Regulating Co-MOF array films to construct Co3O4 in-situ sensors for ultrasensitive and highly selective triethylamine detection

Sensing films with controllable thickness and open-space array structures are desperately desired for practical application. In addition, in-situ gas sensors based on MOFs -derived MOSs films have been rarely reported. Herein, a room-temperature growth approach was proposed to fast prepare controlled Co-MOF arrays films on the substrates with interdigital electrodes. The as-prepared precursor films were further annealed to obtain Co 3 O 4 in-situ sensors. This work systematically investigated the morphologies, structures, contact characteristics, and oxygen species of sensing films. It was found that they have apparent effects on the triethylamine sensing behaviors, thus obtaining the optimized gas sensor. The sensor exhibited excellent sensing performance, including fast response (from 82 s to 9 s), high sensitivity (R g /R a =230), and improved selectivity, compared to the Co 3 O 4 sensor derived from non-MOF precursor films.

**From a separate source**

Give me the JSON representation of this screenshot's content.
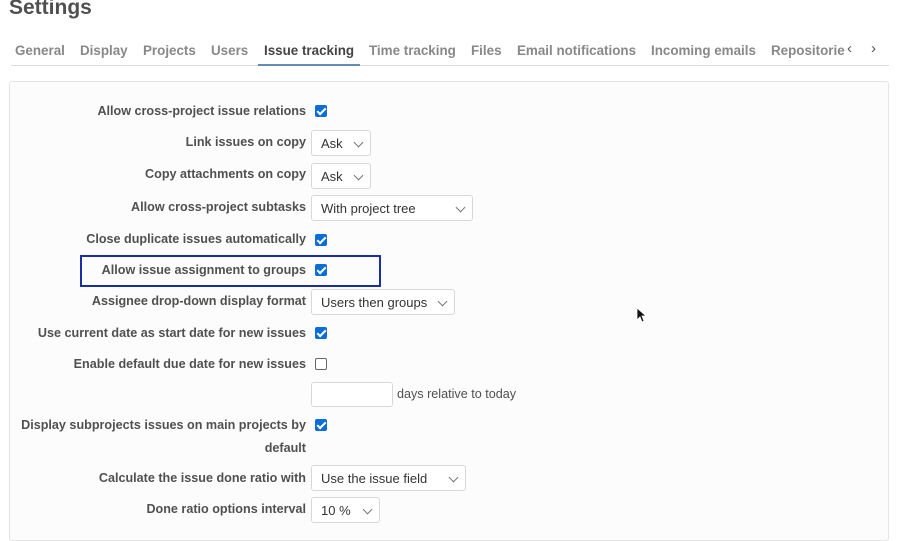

The excellent triethylamine sensing performance benefited from the abundant oxygen vacancies and conducting channels. This work provides a simply-effective strategy for large-scale fabrication of in-situ gas sensors. • Co-MOF crossed nanoplates array films were fast prepared on substrates. • Film thickness and lateral size of Co-MOF films were controllable by growth times. • Morphology and structures of Co-MOF films were regulated via solvents. • Co-MOF-derived Co 3 O 4 in-situ sensors exhibited high sensitivity, selectivity, and fast response to triethylamine. • This work provides a feasible strategy for large-scale in-situ sensors.